Había cenado sin ganas, siempre pensando en el cepillo de dientes del hijo de la señora; su corazón le había latido con bastantes pulsaciones; el hijo, para más inri, era tonto perdido; tenía la boca oscura cual noche de lobos, y dientes igualmente oscuros, amarillentos y carcomidos, como madera podrida; se lo había presentado el marido de la señora, poco antes de la cena.
--"Si, si, maestra, maestra", "buena, buena", -le había dicho él, pasándole su enorme manaza por la espalda.
Un estremecimiento de asco le corrió de arriba a abajo; estremecimiento del que ya se estaba recuperando al comprobar, como comprobaba, el paso del tiempo hablando de mil cosas insulsas y vanales, sin que recordaran u ofreciesen el dichoso cepillo de dientes. ¡Alabado sea Yavé!.
Se levantó para irse a la cama.
Estaba muy cansada del viaje y las emociones.

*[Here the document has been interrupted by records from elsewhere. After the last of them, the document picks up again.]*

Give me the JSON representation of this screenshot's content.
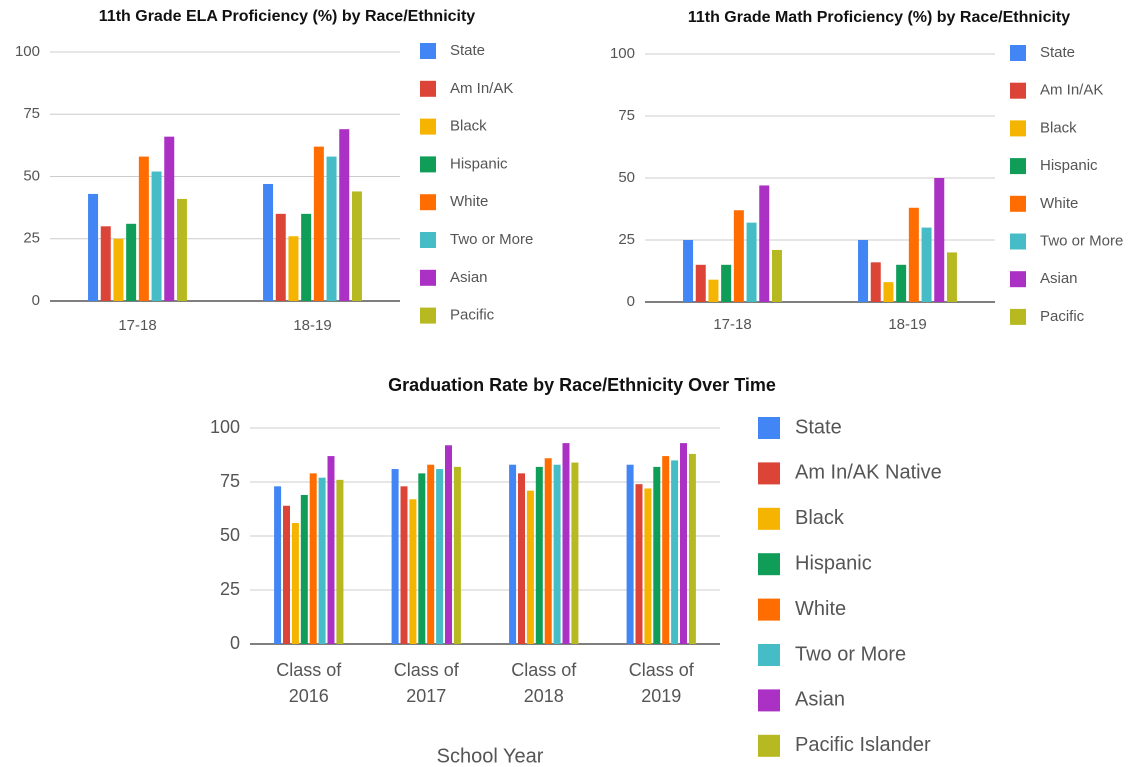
{
  "chart_data": [
    {
      "type": "bar",
      "title": "11th Grade ELA Proficiency (%) by Race/Ethnicity",
      "categories": [
        "17-18",
        "18-19"
      ],
      "series": [
        {
          "name": "State",
          "color": "#4285f4",
          "values": [
            43,
            47
          ]
        },
        {
          "name": "Am In/AK",
          "color": "#db4437",
          "values": [
            30,
            35
          ]
        },
        {
          "name": "Black",
          "color": "#f4b400",
          "values": [
            25,
            26
          ]
        },
        {
          "name": "Hispanic",
          "color": "#0f9d58",
          "values": [
            31,
            35
          ]
        },
        {
          "name": "White",
          "color": "#ff6d00",
          "values": [
            58,
            62
          ]
        },
        {
          "name": "Two or More",
          "color": "#46bdc6",
          "values": [
            52,
            58
          ]
        },
        {
          "name": "Asian",
          "color": "#ab30c4",
          "values": [
            66,
            69
          ]
        },
        {
          "name": "Pacific",
          "color": "#b7b921",
          "values": [
            41,
            44
          ]
        }
      ],
      "ylim": [
        0,
        100
      ],
      "yticks": [
        0,
        25,
        50,
        75,
        100
      ],
      "grid": true,
      "legend": "right"
    },
    {
      "type": "bar",
      "title": "11th Grade Math Proficiency (%) by Race/Ethnicity",
      "categories": [
        "17-18",
        "18-19"
      ],
      "series": [
        {
          "name": "State",
          "color": "#4285f4",
          "values": [
            25,
            25
          ]
        },
        {
          "name": "Am In/AK",
          "color": "#db4437",
          "values": [
            15,
            16
          ]
        },
        {
          "name": "Black",
          "color": "#f4b400",
          "values": [
            9,
            8
          ]
        },
        {
          "name": "Hispanic",
          "color": "#0f9d58",
          "values": [
            15,
            15
          ]
        },
        {
          "name": "White",
          "color": "#ff6d00",
          "values": [
            37,
            38
          ]
        },
        {
          "name": "Two or More",
          "color": "#46bdc6",
          "values": [
            32,
            30
          ]
        },
        {
          "name": "Asian",
          "color": "#ab30c4",
          "values": [
            47,
            50
          ]
        },
        {
          "name": "Pacific",
          "color": "#b7b921",
          "values": [
            21,
            20
          ]
        }
      ],
      "ylim": [
        0,
        100
      ],
      "yticks": [
        0,
        25,
        50,
        75,
        100
      ],
      "grid": true,
      "legend": "right"
    },
    {
      "type": "bar",
      "title": "Graduation Rate by Race/Ethnicity Over Time",
      "x_label": "School Year",
      "categories": [
        "Class of 2016",
        "Class of 2017",
        "Class of 2018",
        "Class of 2019"
      ],
      "series": [
        {
          "name": "State",
          "color": "#4285f4",
          "values": [
            73,
            81,
            83,
            83
          ]
        },
        {
          "name": "Am In/AK Native",
          "color": "#db4437",
          "values": [
            64,
            73,
            79,
            74
          ]
        },
        {
          "name": "Black",
          "color": "#f4b400",
          "values": [
            56,
            67,
            71,
            72
          ]
        },
        {
          "name": "Hispanic",
          "color": "#0f9d58",
          "values": [
            69,
            79,
            82,
            82
          ]
        },
        {
          "name": "White",
          "color": "#ff6d00",
          "values": [
            79,
            83,
            86,
            87
          ]
        },
        {
          "name": "Two or More",
          "color": "#46bdc6",
          "values": [
            77,
            81,
            83,
            85
          ]
        },
        {
          "name": "Asian",
          "color": "#ab30c4",
          "values": [
            87,
            92,
            93,
            93
          ]
        },
        {
          "name": "Pacific Islander",
          "color": "#b7b921",
          "values": [
            76,
            82,
            84,
            88
          ]
        }
      ],
      "ylim": [
        0,
        100
      ],
      "yticks": [
        0,
        25,
        50,
        75,
        100
      ],
      "grid": true,
      "legend": "right"
    }
  ]
}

No aguantaba mas.
--"Hasta mañana, si dios quiere; y que ustedes descansen", dijo despidiendo a los dos comensales.
--"Buenas noches, señora", añadió a la que estaba fregando.

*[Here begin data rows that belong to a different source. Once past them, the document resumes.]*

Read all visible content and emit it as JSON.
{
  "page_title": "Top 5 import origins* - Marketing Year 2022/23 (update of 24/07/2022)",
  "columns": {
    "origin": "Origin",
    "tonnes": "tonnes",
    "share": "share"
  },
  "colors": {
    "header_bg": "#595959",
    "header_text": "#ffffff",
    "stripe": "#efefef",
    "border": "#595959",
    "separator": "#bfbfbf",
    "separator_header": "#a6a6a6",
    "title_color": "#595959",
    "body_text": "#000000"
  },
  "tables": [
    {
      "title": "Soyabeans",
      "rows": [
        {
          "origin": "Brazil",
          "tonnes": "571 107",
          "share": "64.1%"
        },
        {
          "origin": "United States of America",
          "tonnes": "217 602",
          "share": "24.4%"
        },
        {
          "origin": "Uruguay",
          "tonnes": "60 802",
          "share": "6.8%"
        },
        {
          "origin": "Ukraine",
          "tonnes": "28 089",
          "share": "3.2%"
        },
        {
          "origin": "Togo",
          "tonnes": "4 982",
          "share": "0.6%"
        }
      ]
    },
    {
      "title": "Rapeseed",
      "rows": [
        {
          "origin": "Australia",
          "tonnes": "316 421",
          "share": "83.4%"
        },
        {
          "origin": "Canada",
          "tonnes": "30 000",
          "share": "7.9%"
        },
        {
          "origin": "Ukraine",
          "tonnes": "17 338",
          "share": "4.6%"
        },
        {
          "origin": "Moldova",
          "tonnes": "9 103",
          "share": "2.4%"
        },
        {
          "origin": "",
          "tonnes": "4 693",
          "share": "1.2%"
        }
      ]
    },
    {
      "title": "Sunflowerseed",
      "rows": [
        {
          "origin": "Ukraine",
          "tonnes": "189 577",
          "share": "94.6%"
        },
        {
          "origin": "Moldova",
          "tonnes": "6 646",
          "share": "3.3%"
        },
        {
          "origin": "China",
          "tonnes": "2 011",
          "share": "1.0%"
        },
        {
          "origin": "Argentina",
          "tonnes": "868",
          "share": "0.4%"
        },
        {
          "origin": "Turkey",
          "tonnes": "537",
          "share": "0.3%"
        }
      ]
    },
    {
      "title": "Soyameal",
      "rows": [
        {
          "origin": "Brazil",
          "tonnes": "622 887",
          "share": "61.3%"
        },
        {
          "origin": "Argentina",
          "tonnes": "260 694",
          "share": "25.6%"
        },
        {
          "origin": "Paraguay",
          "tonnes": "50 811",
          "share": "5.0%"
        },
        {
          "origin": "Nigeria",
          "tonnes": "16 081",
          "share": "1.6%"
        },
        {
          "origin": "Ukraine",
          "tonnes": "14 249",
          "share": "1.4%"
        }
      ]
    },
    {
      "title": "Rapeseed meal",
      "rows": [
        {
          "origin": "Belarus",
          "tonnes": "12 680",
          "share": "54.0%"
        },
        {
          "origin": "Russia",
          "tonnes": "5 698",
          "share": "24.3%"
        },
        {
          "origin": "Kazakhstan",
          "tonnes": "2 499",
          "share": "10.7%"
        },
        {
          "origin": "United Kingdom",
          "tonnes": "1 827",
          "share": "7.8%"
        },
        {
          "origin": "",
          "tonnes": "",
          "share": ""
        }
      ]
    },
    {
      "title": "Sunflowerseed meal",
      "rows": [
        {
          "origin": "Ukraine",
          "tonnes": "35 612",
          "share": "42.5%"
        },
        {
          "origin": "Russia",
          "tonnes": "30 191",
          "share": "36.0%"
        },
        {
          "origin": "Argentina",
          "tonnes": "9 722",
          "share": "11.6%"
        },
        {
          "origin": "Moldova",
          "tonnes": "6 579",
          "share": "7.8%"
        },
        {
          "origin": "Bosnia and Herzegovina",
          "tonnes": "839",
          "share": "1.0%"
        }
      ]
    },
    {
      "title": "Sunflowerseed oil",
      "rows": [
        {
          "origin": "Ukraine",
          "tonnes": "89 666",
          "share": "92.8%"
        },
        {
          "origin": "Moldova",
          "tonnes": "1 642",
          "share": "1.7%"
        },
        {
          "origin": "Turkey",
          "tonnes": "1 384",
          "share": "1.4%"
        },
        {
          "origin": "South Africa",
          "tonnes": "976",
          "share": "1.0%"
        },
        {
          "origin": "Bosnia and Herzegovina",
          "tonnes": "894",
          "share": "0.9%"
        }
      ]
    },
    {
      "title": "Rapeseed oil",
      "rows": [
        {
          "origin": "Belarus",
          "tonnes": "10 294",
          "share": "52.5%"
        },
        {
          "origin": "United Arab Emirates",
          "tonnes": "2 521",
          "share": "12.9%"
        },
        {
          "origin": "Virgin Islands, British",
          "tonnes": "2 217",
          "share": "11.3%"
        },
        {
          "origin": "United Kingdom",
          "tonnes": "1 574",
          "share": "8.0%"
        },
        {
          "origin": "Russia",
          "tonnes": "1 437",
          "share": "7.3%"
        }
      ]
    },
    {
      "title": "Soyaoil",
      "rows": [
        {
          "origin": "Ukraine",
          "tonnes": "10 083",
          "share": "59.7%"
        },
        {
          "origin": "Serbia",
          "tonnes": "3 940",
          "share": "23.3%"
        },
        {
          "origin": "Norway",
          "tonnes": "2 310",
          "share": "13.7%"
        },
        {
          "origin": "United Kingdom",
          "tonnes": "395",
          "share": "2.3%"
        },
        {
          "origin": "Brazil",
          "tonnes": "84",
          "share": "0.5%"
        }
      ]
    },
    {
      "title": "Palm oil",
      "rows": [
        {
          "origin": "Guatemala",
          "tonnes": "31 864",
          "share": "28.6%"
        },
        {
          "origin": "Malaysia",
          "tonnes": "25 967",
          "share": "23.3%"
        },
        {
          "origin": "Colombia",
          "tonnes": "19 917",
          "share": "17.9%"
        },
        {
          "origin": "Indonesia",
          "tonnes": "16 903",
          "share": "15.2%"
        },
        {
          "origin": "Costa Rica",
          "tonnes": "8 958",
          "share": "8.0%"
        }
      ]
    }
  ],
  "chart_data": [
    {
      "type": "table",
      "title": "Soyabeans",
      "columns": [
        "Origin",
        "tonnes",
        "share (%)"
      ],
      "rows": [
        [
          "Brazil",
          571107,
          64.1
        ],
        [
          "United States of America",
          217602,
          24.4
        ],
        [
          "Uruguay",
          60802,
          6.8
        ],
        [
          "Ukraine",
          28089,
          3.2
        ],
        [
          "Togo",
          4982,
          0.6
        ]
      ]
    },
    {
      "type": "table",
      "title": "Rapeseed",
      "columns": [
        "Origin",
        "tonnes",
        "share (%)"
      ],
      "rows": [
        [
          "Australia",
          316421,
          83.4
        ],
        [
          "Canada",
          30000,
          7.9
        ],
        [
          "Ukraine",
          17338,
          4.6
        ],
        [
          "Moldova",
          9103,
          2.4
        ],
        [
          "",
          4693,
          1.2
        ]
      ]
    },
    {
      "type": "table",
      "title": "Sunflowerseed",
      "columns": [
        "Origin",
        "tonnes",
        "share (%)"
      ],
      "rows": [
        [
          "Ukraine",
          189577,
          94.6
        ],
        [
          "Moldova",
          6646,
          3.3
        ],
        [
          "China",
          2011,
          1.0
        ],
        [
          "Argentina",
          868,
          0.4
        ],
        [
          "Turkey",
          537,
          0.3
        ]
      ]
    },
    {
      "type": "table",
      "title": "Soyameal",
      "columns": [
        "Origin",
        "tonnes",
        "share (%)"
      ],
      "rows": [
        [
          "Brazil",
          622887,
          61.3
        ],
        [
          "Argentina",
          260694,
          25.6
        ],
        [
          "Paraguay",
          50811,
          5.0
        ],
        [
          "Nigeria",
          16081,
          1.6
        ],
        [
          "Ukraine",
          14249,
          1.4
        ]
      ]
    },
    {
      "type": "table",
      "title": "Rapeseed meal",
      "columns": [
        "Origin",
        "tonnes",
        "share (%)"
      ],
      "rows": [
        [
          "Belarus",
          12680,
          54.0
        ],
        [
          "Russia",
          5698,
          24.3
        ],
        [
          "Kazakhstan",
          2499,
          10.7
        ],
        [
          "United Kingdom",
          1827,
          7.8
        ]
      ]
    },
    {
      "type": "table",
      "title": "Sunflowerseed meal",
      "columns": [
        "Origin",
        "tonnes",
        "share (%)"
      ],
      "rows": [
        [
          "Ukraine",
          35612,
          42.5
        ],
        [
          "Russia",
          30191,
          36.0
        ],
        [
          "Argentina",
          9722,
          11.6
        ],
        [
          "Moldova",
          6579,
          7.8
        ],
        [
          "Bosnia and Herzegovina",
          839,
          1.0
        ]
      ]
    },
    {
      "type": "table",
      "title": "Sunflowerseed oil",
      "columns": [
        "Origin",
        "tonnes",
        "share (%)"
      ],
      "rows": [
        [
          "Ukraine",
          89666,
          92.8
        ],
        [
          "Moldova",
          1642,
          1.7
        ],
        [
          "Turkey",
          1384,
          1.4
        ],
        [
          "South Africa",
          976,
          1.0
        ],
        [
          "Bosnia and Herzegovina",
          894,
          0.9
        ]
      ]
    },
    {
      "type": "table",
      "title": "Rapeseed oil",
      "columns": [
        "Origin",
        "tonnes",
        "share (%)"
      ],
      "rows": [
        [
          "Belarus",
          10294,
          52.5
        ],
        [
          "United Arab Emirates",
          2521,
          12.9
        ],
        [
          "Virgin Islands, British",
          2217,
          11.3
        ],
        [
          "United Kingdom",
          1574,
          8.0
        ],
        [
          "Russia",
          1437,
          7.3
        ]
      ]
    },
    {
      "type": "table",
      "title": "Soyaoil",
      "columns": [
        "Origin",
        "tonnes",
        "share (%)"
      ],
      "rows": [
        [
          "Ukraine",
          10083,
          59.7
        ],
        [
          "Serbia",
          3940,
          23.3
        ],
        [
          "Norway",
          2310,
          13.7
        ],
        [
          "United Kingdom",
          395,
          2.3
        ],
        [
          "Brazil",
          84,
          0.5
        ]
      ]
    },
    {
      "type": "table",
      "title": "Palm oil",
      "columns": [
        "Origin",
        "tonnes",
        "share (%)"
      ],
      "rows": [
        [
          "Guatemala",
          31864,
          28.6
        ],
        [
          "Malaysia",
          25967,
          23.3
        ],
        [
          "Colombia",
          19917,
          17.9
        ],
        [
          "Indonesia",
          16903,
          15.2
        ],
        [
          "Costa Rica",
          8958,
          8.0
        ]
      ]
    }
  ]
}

La aludida se limpió las manos con la rodilla. Se dio la vuelta y, con la sonrisa en los labios, pronunció obsequiosamente:
--Tome, señorita.
Y le alargó el cepillo de dientes de su hijo.
La maestra de escuela, desbocado el corazón por mil latidos, emitió un sonido gutural, puso amarillenta su cara, cayendo al suelo, fulminada, todo lo larga que era.
El tonto, asustado por los gritos de su madre, con lagrimones en los ojos, repetía:
--"Maestra buena, buena".
Y se la quedó mirando con su oscura, podrida y desvencijada boca.